Enterprise value represents the true value of acquiring the company. It is the total value of equity and Net debt.
Enterprise Value can be calculated in two ways.
Let's look at the formula for Enterprise Value:Enterprise Value = Equity Value + Total Debt + Preferred Stock + Minority Interest + Capital Lease – Cash & Equity
Enterprise value is the theoretical price the acquirer will pay to another company based on current market price. Let’s look at various components of Enterprise value formula.
Equity Value or Market capitalization represents the market value of company’s common equity which is calculated with the following formula.
Equity Value = Diluted Shares Outstanding * Market Price
Where Diluted Shares Outstanding = Basic Shares Outstanding + Dilutions (Dilution comes from diluted securities)
Diluted securities are those securities which can be converted into Common Equity and reduce EPS by increasing the shares outstanding. Dilutive securities are Option, Warrant, Convertible preferred Stock and Convertible debt.

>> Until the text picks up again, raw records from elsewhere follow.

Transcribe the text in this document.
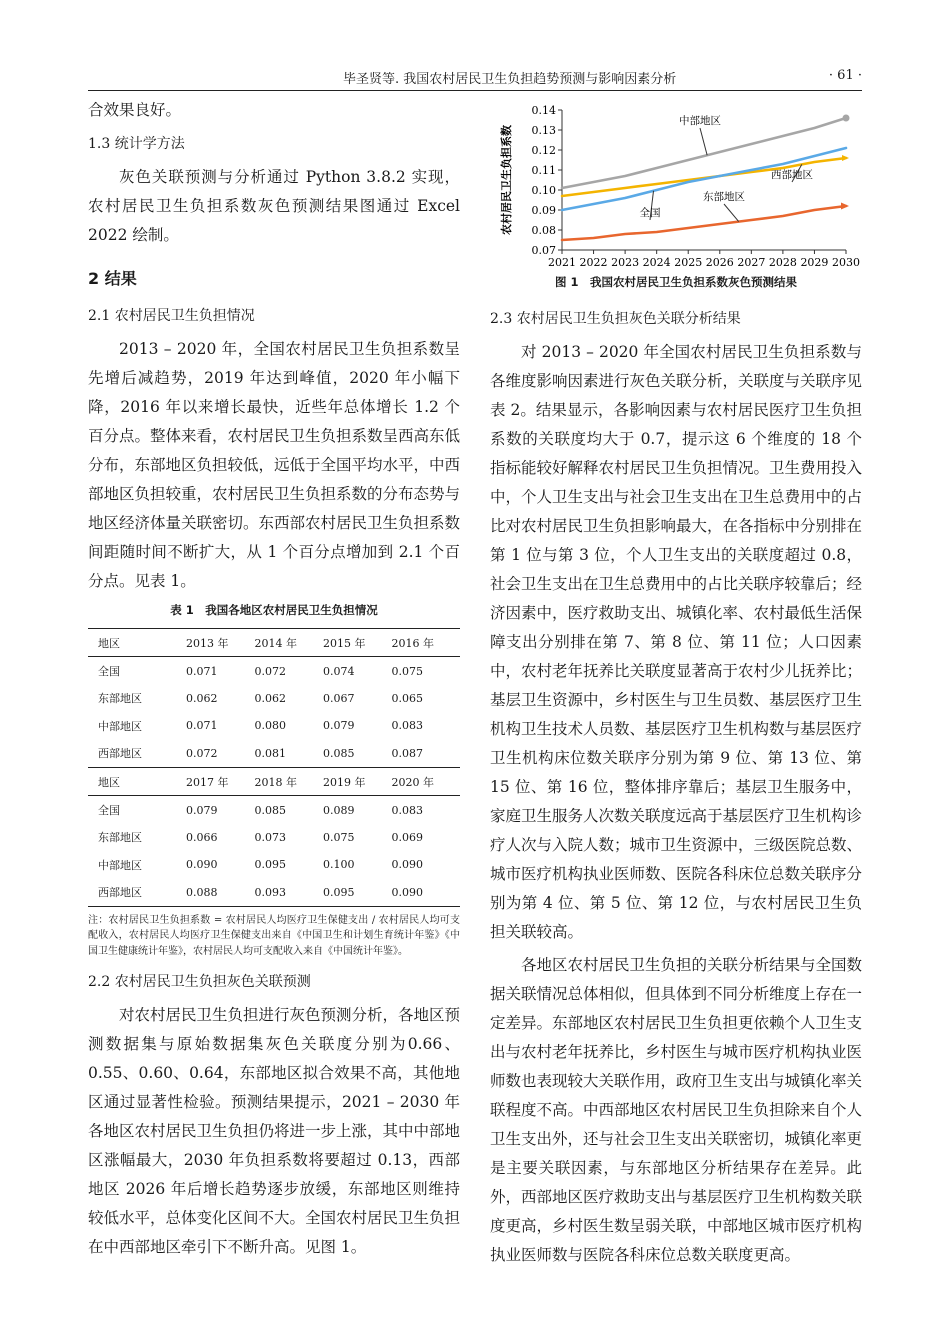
毕圣贤等. 我国农村居民卫生负担趋势预测与影响因素分析	· 61 ·

合效果良好。

1.3 统计学方法

灰色关联预测与分析通过 Python 3.8.2 实现，农村居民卫生负担系数灰色预测结果图通过 Excel 2022 绘制。

2 结果

2.1 农村居民卫生负担情况

2013 – 2020 年，全国农村居民卫生负担系数呈先增后减趋势，2019 年达到峰值，2020 年小幅下降，2016 年以来增长最快，近些年总体增长 1.2 个百分点。整体来看，农村居民卫生负担系数呈西高东低分布，东部地区负担较低，远低于全国平均水平，中西部地区负担较重，农村居民卫生负担系数的分布态势与地区经济体量关联密切。东西部农村居民卫生负担系数间距随时间不断扩大，从 1 个百分点增加到 2.1 个百分点。见表 1。

表 1　我国各地区农村居民卫生负担情况
地区	2013 年	2014 年	2015 年	2016 年
全国	0.071	0.072	0.074	0.075
东部地区	0.062	0.062	0.067	0.065
中部地区	0.071	0.080	0.079	0.083
西部地区	0.072	0.081	0.085	0.087
地区	2017 年	2018 年	2019 年	2020 年
全国	0.079	0.085	0.089	0.083
东部地区	0.066	0.073	0.075	0.069
中部地区	0.090	0.095	0.100	0.090
西部地区	0.088	0.093	0.095	0.090
注：农村居民卫生负担系数 = 农村居民人均医疗卫生保健支出 / 农村居民人均可支配收入，农村居民人均医疗卫生保健支出来自《中国卫生和计划生育统计年鉴》《中国卫生健康统计年鉴》，农村居民人均可支配收入来自《中国统计年鉴》。

2.2 农村居民卫生负担灰色关联预测

对农村居民卫生负担进行灰色预测分析，各地区预测数据集与原始数据集灰色关联度分别为0.66、0.55、0.60、0.64，东部地区拟合效果不高，其他地区通过显著性检验。预测结果提示，2021 – 2030 年各地区农村居民卫生负担仍将进一步上涨，其中中部地区涨幅最大，2030 年负担系数将要超过 0.13，西部地区 2026 年后增长趋势逐步放缓，东部地区则维持较低水平，总体变化区间不大。全国农村居民卫生负担在中西部地区牵引下不断升高。见图 1。

0.07
0.08
0.09
0.10
0.11
0.12
0.13
0.14
2021 2022 2023 2024 2025 2026 2027 2028 2029 2030
农村居民卫生负担系数
中部地区
西部地区
全国
东部地区
图 1　我国农村居民卫生负担系数灰色预测结果

2.3 农村居民卫生负担灰色关联分析结果

对 2013 – 2020 年全国农村居民卫生负担系数与各维度影响因素进行灰色关联分析，关联度与关联序见表 2。结果显示，各影响因素与农村居民医疗卫生负担系数的关联度均大于 0.7，提示这 6 个维度的 18 个指标能较好解释农村居民卫生负担情况。卫生费用投入中，个人卫生支出与社会卫生支出在卫生总费用中的占比对农村居民卫生负担影响最大，在各指标中分别排在第 1 位与第 3 位，个人卫生支出的关联度超过 0.8，社会卫生支出在卫生总费用中的占比关联序较靠后；经济因素中，医疗救助支出、城镇化率、农村最低生活保障支出分别排在第 7、第 8 位、第 11 位；人口因素中，农村老年抚养比关联度显著高于农村少儿抚养比；基层卫生资源中，乡村医生与卫生员数、基层医疗卫生机构卫生技术人员数、基层医疗卫生机构数与基层医疗卫生机构床位数关联序分别为第 9 位、第 13 位、第 15 位、第 16 位，整体排序靠后；基层卫生服务中，家庭卫生服务人次数关联度远高于基层医疗卫生机构诊疗人次与入院人数；城市卫生资源中，三级医院总数、城市医疗机构执业医师数、医院各科床位总数关联序分别为第 4 位、第 5 位、第 12 位，与农村居民卫生负担关联较高。

各地区农村居民卫生负担的关联分析结果与全国数据关联情况总体相似，但具体到不同分析维度上存在一定差异。东部地区农村居民卫生负担更依赖个人卫生支出与农村老年抚养比，乡村医生与城市医疗机构执业医师数也表现较大关联作用，政府卫生支出与城镇化率关联程度不高。中西部地区农村居民卫生负担除来自个人卫生支出外，还与社会卫生支出关联密切，城镇化率更是主要关联因素，与东部地区分析结果存在差异。此外，西部地区医疗救助支出与基层医疗卫生机构数关联度更高，乡村医生数呈弱关联，中部地区城市医疗机构执业医师数与医院各科床位总数关联度更高。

Basic Shares outstanding can be taken from latest company files whichever is available on the day of valuation and Add to that number any restricted shares and net shares resulting from the exercise or conversion of options, warrants, and convertible securities to get diluted shares outstanding.
“Treasury stock method” is used to calculate dilution from Options & warrants and “IfConverted method”is used for Convertible debt & preferred stock.
“Treasury stock method”assumescash received from exercise of options will be used to repurchase the shares at market price.
Convertible debt or convertible preferred stock, are convertible into common shares at a specific stock price known as the conversion price or strike price or exercise price. Only in-the-money (ITM) convertible securities where SP < MP can be converted in common equity.
If the current stock price is greater than the conversion price, the convertibles are ITM
ITM convertible securities increase the number of shares outstanding by the amount of new shares issued upon conversion
New shares issued = face value of ITM convertibles ÷ conversion price (also known as Strike Price)
If Convertible debt or convertible Preferred stock are ITM and converted in common equity and they will be reduced from debt and dilution will be added in shares.
Net debt is equal to total debt less cash and cash equivalents.
Net Debt = Total Debt (STD+LTD) – cash & cash equivalent
The market value of debt should be used in the calculation of enterprise value if it is available else take the book value of debt from Balance Sheet.
Any in-the-money (ITM) convertible debt is treated as equity and is not considered debt. So that debt which has been converted into common equity while calculating dilution will be deducted from Total debt because that converted debt is not debt any more, it would have been included into equity.
Cash and equivalents will include all short term and long term “Available for Sale Securities” and “Marketable Securities”. Do not include restricted cash in this calculation. We generally ignore restricted cash unless it is explicitly identified on the balance sheet or elsewhere in company filings.
Noncontrolling (Minority) Interest:
Noncontrolling Interest or Minority interest represents the equity value in a subsidiary company which is not owned by parent company.
For example, a parent company might have an 80% controlling equity stake in a consolidated subsidiary, while the remaining 20% noncontrolling equity stake is owned by another company. That 20% equity value which is not owned by parent company is Minority Interest. I hope this clears concept.
Non-convertible Preferred Stock or Out of Money Convertible preferred stock will be added to enterprise value. Preferred stock value can be taken from Balance Sheet under equity section.
Capital Lease is generally included in long term debt. So Capital lease value is already there in the EV calculation through Long term debt.